On August 13, 1926, Will Morrissey’s Music Hall Revue came to town for the Lobero Theatre’s first (and likely only) “midnight matinee.”

The Revue was an enormous production involving a cast of 50 performers, who made up 28 acts of music, dancing, and comedy. Included in the Revue were two young men from Spokane, Washington, who were billed as “Two Boys and a Piano” – a pianist named Al Rinker, and a precociously talented 23-year-old jazz crooner by the name of Bing Crosby.

Bing Crosby and Al Rinker were two high school buddies from Washington who played together in a jazz band called “The Musicaladers.” In 1925, after 3 years at Gonzaga University studying law, Crosby figured he might make more money as a singer than by pursuing a career in law, and he and Rinker left Spokane for Hollywood in Crosby’s 1916 Model-T Ford. Arriving in Los Angeles, they got some minor performing roles before being hired to appear as a duo in the Will Morrissey Music Hall Revue.

Crosby and Rinker joined Will Morrissey’s Music Hall Revue in April 1926, and each was paid $75 a week.
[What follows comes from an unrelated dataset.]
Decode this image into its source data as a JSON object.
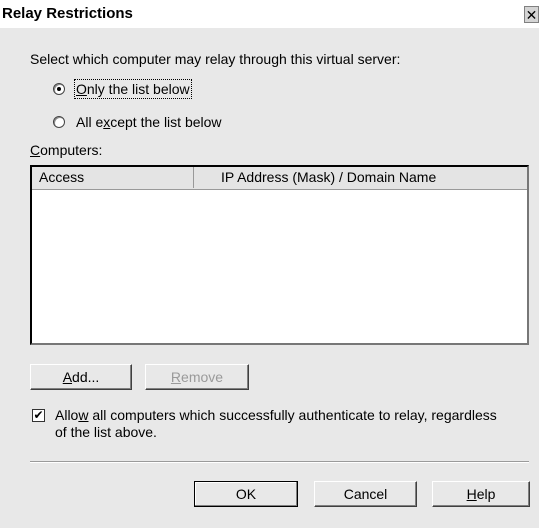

During the Revue’s 14 week run in Los Angeles, there was publicity about Morrissey being arrested for drunken driving and also about checks payable to the cast being dishonored. Partway through a show in July 1926, Morrissey told the audience that the performance could not continue as he hadn’t been paid by his partner. Fortunately, his partner’s agent was in the audience and he put up $1,000 to allow the evening’s show to be completed.
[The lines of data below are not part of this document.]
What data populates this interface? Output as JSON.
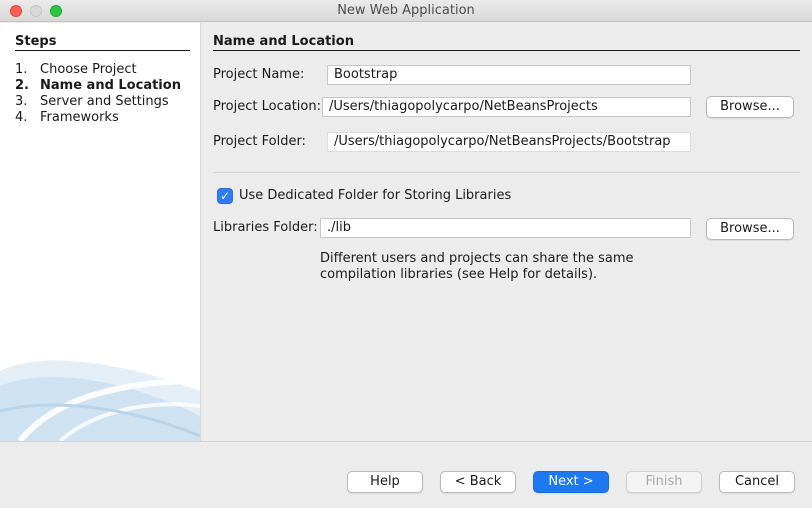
{
  "window": {
    "title": "New Web Application"
  },
  "sidebar": {
    "heading": "Steps",
    "steps": [
      {
        "num": "1.",
        "label": "Choose Project"
      },
      {
        "num": "2.",
        "label": "Name and Location"
      },
      {
        "num": "3.",
        "label": "Server and Settings"
      },
      {
        "num": "4.",
        "label": "Frameworks"
      }
    ],
    "current_step": 2
  },
  "panel": {
    "heading": "Name and Location",
    "project_name": {
      "label": "Project Name:",
      "value": "Bootstrap"
    },
    "project_location": {
      "label": "Project Location:",
      "value": "/Users/thiagopolycarpo/NetBeansProjects",
      "browse": "Browse..."
    },
    "project_folder": {
      "label": "Project Folder:",
      "value": "/Users/thiagopolycarpo/NetBeansProjects/Bootstrap"
    },
    "dedicated_folder": {
      "label": "Use Dedicated Folder for Storing Libraries",
      "checked": true
    },
    "libraries_folder": {
      "label": "Libraries Folder:",
      "value": "./lib",
      "browse": "Browse..."
    },
    "help_line1": "Different users and projects can share the same",
    "help_line2": "compilation libraries (see Help for details)."
  },
  "footer": {
    "help": "Help",
    "back": "< Back",
    "next": "Next >",
    "finish": "Finish",
    "cancel": "Cancel"
  },
  "colors": {
    "accent": "#1e78f0",
    "checkbox": "#2f7cf6"
  }
}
After its run in Los Angeles, the Revue traveled to San Diego, and then to the Lobero Theatre in Santa Barbara, where it played the nights of August 13 and 14. A novelty of the Revue was that each Saturday evening the performance started at midnight, and was called a “midnight matinee.”

Crosby and Rinker’s appearance came midway through the Revue, and the duo was given time for 3 – 4 songs. With Rinker at the piano and Crosby standing to do lead vocals, the two specialized in interesting jazz rhythms and tricky harmonies. Crosby was especially adept at scat singing – improvising with what became his signature “bub-bub-ooing” when he forgot the lyrics.
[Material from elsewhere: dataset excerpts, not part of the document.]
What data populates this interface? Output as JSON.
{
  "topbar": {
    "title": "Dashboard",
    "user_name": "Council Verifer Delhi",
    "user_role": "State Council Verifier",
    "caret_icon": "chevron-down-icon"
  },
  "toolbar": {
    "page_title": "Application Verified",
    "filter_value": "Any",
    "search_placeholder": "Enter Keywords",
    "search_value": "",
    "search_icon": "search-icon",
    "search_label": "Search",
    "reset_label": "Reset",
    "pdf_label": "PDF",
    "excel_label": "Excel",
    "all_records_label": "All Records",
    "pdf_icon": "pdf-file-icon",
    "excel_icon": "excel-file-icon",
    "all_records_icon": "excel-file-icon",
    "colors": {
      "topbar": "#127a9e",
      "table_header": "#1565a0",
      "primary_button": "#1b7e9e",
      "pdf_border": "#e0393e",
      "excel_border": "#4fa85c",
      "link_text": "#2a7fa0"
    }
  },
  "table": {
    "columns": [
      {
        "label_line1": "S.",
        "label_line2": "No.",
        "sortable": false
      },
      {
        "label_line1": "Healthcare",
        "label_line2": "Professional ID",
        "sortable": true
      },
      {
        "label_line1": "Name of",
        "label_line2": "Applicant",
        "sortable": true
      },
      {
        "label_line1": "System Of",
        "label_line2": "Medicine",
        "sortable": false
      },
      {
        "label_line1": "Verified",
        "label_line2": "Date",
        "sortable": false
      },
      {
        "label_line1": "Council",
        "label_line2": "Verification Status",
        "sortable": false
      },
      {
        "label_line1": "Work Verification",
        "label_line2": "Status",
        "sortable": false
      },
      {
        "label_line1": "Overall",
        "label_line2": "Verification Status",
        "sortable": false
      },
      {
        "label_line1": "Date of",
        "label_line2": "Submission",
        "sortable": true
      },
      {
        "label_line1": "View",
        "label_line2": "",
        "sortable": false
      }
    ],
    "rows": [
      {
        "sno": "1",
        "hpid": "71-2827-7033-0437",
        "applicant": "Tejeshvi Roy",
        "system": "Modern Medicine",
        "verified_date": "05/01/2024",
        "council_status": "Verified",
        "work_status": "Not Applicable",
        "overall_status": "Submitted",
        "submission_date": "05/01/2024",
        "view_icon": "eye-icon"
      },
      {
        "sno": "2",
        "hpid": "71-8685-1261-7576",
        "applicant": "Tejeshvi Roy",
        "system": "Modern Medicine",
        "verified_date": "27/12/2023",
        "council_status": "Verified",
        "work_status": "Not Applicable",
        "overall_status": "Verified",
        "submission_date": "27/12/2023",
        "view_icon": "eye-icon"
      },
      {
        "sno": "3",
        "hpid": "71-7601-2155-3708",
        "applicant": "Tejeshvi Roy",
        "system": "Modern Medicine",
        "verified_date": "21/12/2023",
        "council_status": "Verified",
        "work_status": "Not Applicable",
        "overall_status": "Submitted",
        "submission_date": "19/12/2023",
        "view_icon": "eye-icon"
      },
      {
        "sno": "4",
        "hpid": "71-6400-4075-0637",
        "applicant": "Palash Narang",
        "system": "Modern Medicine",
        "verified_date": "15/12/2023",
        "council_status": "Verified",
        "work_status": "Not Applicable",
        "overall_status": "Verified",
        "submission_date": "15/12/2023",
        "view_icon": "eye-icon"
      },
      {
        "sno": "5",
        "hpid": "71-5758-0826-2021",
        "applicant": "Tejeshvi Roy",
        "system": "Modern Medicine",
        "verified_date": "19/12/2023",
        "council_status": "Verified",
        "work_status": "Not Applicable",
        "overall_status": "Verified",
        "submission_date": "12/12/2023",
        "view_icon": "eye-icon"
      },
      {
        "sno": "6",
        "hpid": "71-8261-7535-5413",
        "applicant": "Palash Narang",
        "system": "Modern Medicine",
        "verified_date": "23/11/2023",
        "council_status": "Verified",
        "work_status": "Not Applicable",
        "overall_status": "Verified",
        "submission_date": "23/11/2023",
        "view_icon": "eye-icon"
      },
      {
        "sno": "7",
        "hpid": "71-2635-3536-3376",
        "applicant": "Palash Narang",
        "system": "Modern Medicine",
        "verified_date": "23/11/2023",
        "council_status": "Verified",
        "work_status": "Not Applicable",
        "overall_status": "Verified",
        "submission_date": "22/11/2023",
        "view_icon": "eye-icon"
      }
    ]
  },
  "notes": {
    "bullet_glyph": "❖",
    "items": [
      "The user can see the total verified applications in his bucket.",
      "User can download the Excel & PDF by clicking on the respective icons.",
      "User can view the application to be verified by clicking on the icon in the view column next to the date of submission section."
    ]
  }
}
The “Two Boys and a Piano” lively and modern songs and Crosby’s loose-jointed, relaxed vocal style proved so popular – especially with younger audience members – that the duo was considered a “show-stopper,” and audiences frequently demanded numerous encores. Reviewers often highlighted their performance above even the Revue’s headliners.

In a 1926 review of the show, Variety Magazine wrote,

“Blues of the feverish variety is their specialty, and they are well equipped with material, presumably their own. Young and clean cut…wherever the public goes for “hot” numbers served hot, Crosby and Rinker ought to have an easy time. When they have completed a few weeks locally they will unquestionably find a market for their wares in other presentation houses.”

While we wait in the wings for things to return to normal, we hope you enjoy a peek into the Lobero archives.